Una possibilità va data a tutti, sempre e comunque. Anche se la scelta di inserire Vladimir Putin nella lista dei candidati al Nobel per la Pace (sono 278 le personalità in lizza) sembra alquanto discutibile.
Insomma allora anche mia nonna potrebbe (o forse dovrebbe) vincerlo, o quantomeno poter partecipare. Putin è un guerrafondaio, un uomo pronto ad innescare conflitti, uno che ha sostenuto guerre in medio oriente e che è già pronto con il suo esercito per bastonare – se lo riterrà necessario- l’Ucraina.

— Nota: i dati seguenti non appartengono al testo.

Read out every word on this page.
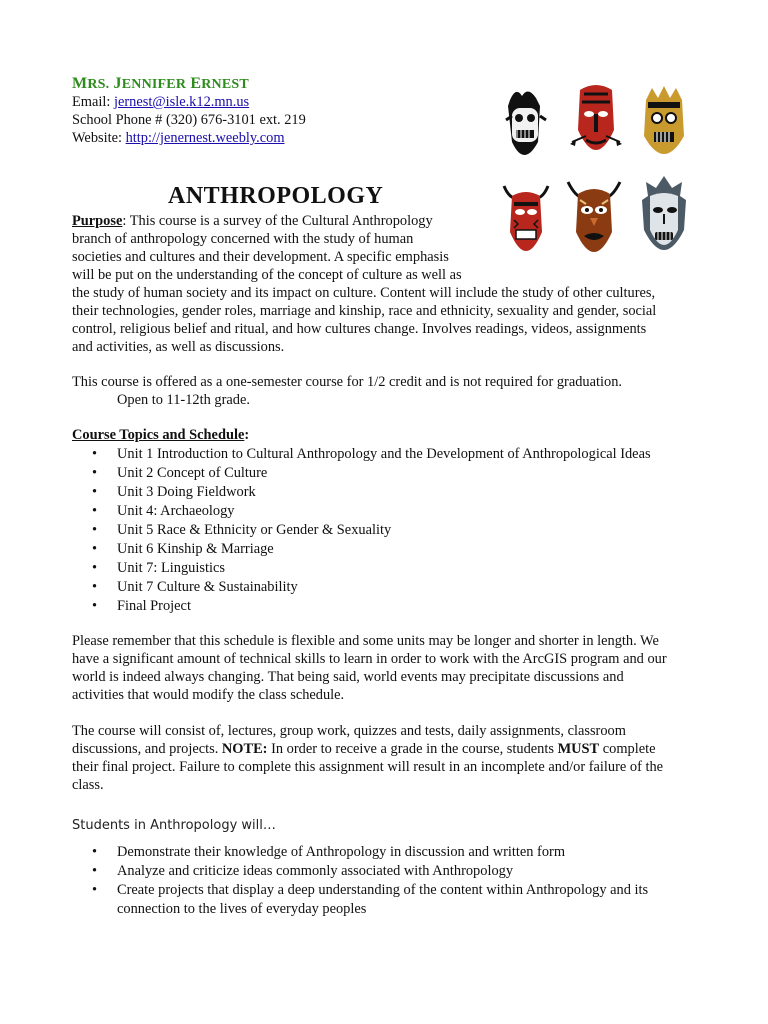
MRS. JENNIFER ERNEST
Email: jernest@isle.k12.mn.us
School Phone # (320) 676-3101 ext. 219
Website: http://jenernest.weebly.com
ANTHROPOLOGY
Purpose: This course is a survey of the Cultural Anthropology
branch of anthropology concerned with the study of human
societies and cultures and their development. A specific emphasis
will be put on the understanding of the concept of culture as well as
the study of human society and its impact on culture. Content will include the study of other cultures,
their technologies, gender roles, marriage and kinship, race and ethnicity, sexuality and gender, social
control, religious belief and ritual, and how cultures change. Involves readings, videos, assignments
and activities, as well as discussions.
This course is offered as a one-semester course for 1/2 credit and is not required for graduation.
Open to 11-12th grade.
Course Topics and Schedule:
• Unit 1 Introduction to Cultural Anthropology and the Development of Anthropological Ideas
• Unit 2 Concept of Culture
• Unit 3 Doing Fieldwork
• Unit 4: Archaeology
• Unit 5 Race & Ethnicity or Gender & Sexuality
• Unit 6 Kinship & Marriage
• Unit 7: Linguistics
• Unit 7 Culture & Sustainability
• Final Project
Please remember that this schedule is flexible and some units may be longer and shorter in length. We
have a significant amount of technical skills to learn in order to work with the ArcGIS program and our
world is indeed always changing. That being said, world events may precipitate discussions and
activities that would modify the class schedule.
The course will consist of, lectures, group work, quizzes and tests, daily assignments, classroom
discussions, and projects. NOTE: In order to receive a grade in the course, students MUST complete
their final project. Failure to complete this assignment will result in an incomplete and/or failure of the
class.
Students in Anthropology will…
• Demonstrate their knowledge of Anthropology in discussion and written form
• Analyze and criticize ideas commonly associated with Anthropology
• Create projects that display a deep understanding of the content within Anthropology and its
connection to the lives of everyday peoples
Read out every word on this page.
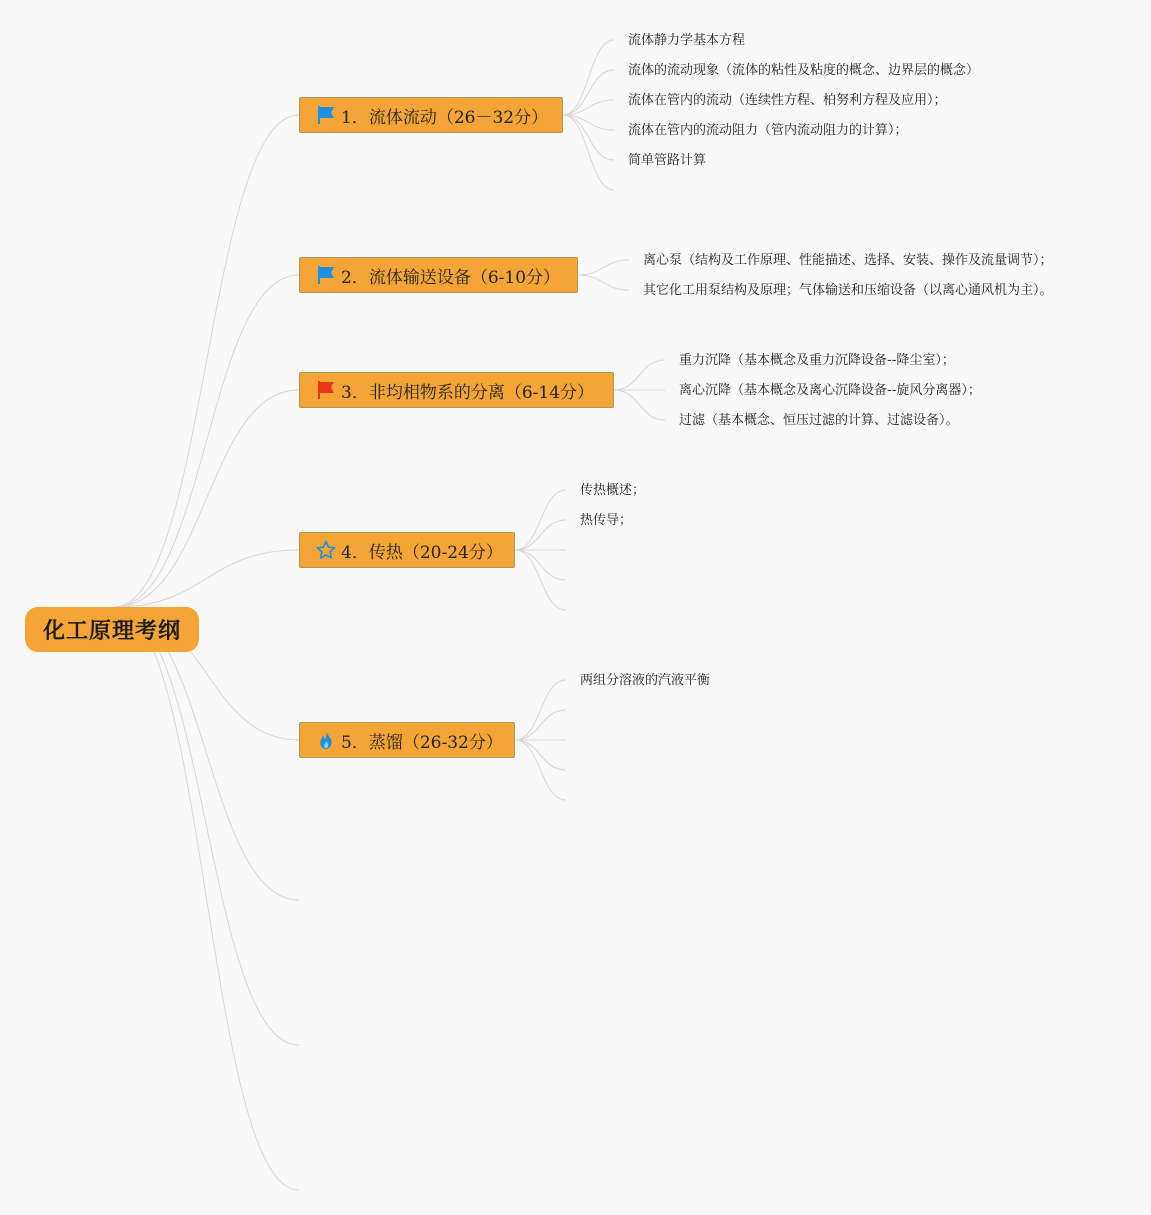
化工原理考纲
1．流体流动（26－32分）
2．流体输送设备（6-10分）
3．非均相物系的分离（6-14分）
4．传热（20-24分）
5．蒸馏（26-32分）
流体静力学基本方程
流体的流动现象（流体的粘性及粘度的概念、边界层的概念）
流体在管内的流动（连续性方程、柏努利方程及应用）；
流体在管内的流动阻力（管内流动阻力的计算）；
简单管路计算
离心泵（结构及工作原理、性能描述、选择、安装、操作及流量调节）；
其它化工用泵结构及原理；气体输送和压缩设备（以离心通风机为主）。
重力沉降（基本概念及重力沉降设备--降尘室）；
离心沉降（基本概念及离心沉降设备--旋风分离器）；
过滤（基本概念、恒压过滤的计算、过滤设备）。
传热概述；
热传导；
两组分溶液的汽液平衡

Per non parlare poi dei diritti dei gay, evidentemente collassati sotto il suo pugno di ferro, un tema messo in risalto soltanto recentemente con le olimpiadi invernali di Sochi.
Però se ci pensiamo bene questa candidatura un senso ce l’ha. Assomiglia un po’ al Nobel che fu dato ad Obama proprio all’inizio del suo mandato. È un premio di incoraggiamento. Come una caramellina dolce che si offre ad un bambino indisponente: Vladimiro se non invadi l’Ucraina e se fai il bravo vedrai che ad Ottobre ti chiameremo ad Oslo per ritirare il Nobel.
Come ragionamento può reggere ed ha anche un qualcosa di profondamente nobile perché ci fa capire che ci sono persone, in questo caso nella commissione del premio, che sanno fare la parte degli adulti, quelli che la caramellina la danno e che sanno rinunciare a ciò che realmente vorrebbero fare per assicurare al mondo che i figli crescano con buoni principi.
Che vinca Putin allora. Tanto quelli come Papa Francesco (lui anche è candidato) sono consapevoli che una caramella in tasca in meno non cambierà di certo la propria storia.